Von Josef Müller-Marein

Der Bildhauer Zadkine, der an einem Denkmal für Baudelaire und an einem Monument für Lautreamont arbeitet, hat sich in Paris einigen Spott zugezogen. Er hat bekanntgegeben, daß er seine Werke mit einer elektrischen Anlage ausstatten möchte, die es erlaubt, die beiden Dichter von innen her leuchten zu lassen. Auf diese Weise könnten die Denkmäler auch nachts in Betrieb bleiben – eine Möglichkeit, die dem Poeten Baudelaire nicht schlecht anstünde, denn dieser Dichter der „Blumen des Bösen“ hat schon zu Lebzeiten nicht selten die Nacht zum Tage gemacht.

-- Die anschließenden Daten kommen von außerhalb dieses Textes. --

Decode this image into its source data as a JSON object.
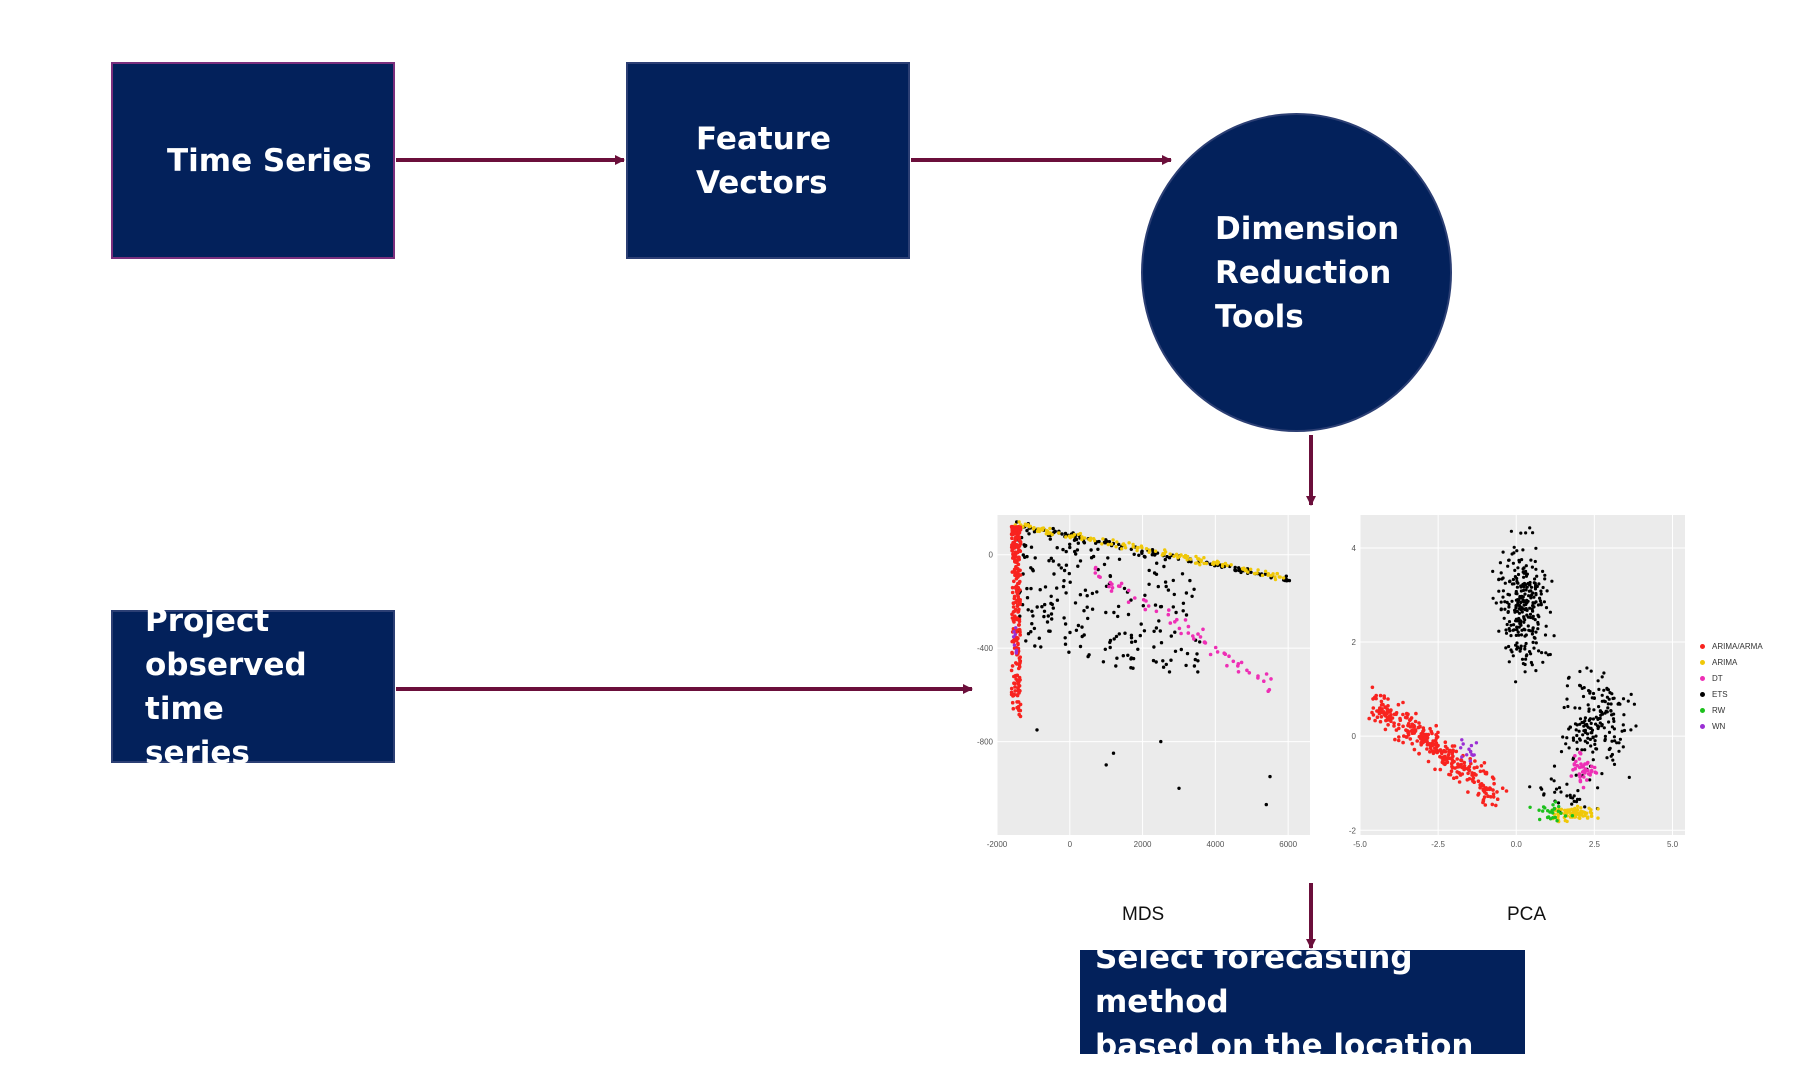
{
  "nodes": {
    "time_series": {
      "lines": [
        "Time Series"
      ]
    },
    "feature_vectors": {
      "lines": [
        "Feature",
        "Vectors"
      ]
    },
    "dimension_reduction": {
      "lines": [
        "Dimension",
        "Reduction",
        "Tools"
      ]
    },
    "project": {
      "lines": [
        "Project",
        "observed time",
        "series"
      ]
    },
    "select": {
      "lines": [
        "Select forecasting method",
        "based on the location"
      ]
    }
  },
  "colors": {
    "node_fill": "#03215b",
    "arrow": "#6b0f3b",
    "panel_bg": "#ebebeb",
    "grid": "#ffffff"
  },
  "plots": {
    "mds": {
      "label": "MDS",
      "xlim": [
        -2000,
        6600
      ],
      "ylim": [
        -1200,
        170
      ],
      "xticks": [
        "-2000",
        "0",
        "2000",
        "4000",
        "6000"
      ],
      "yticks": [
        "0",
        "-400",
        "-800"
      ]
    },
    "pca": {
      "label": "PCA",
      "xlim": [
        -5.0,
        5.4
      ],
      "ylim": [
        -2.1,
        4.7
      ],
      "xticks": [
        "-5.0",
        "-2.5",
        "0.0",
        "2.5",
        "5.0"
      ],
      "yticks": [
        "4",
        "2",
        "0",
        "-2"
      ]
    }
  },
  "legend": [
    {
      "label": "ARIMA/ARMA",
      "color": "#f8231f"
    },
    {
      "label": "ARIMA",
      "color": "#f0c808"
    },
    {
      "label": "DT",
      "color": "#ee2fb5"
    },
    {
      "label": "ETS",
      "color": "#000000"
    },
    {
      "label": "RW",
      "color": "#1cc01c"
    },
    {
      "label": "WN",
      "color": "#9b2fd4"
    }
  ]
}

Ich finde diese Idee so anstößig nicht. Schon auf der Schulbank habe ich die berühmte Frage, ob ein Kunstwerk auch dann schön genannt werden könne, wenn niemals ein menschliches Auge es betrachtet, mit einem leidenschaftlichen „Ja“ beantwortet. Denn ich konnte mir gut vorstellen, daß in einem entlegenen griechischen Haine eine marmorne Göttin des Phidias stünde: vergessen seit der Antike, die schlanken Beine halb im duftenden Erdreich versunken, die nackten Schultern vom Laub eines Lorbeerstrauches bekleidet und so seit Ewigkeiten von keinem Blick eines modernen Menschen entweiht. Solch eine Marmorgöttin des Phidias – eine Athene mit Helm vielleicht oder eine Diana mit Pfeil und Bogen oder eine Venus mit Busen – sollte nicht schön sein?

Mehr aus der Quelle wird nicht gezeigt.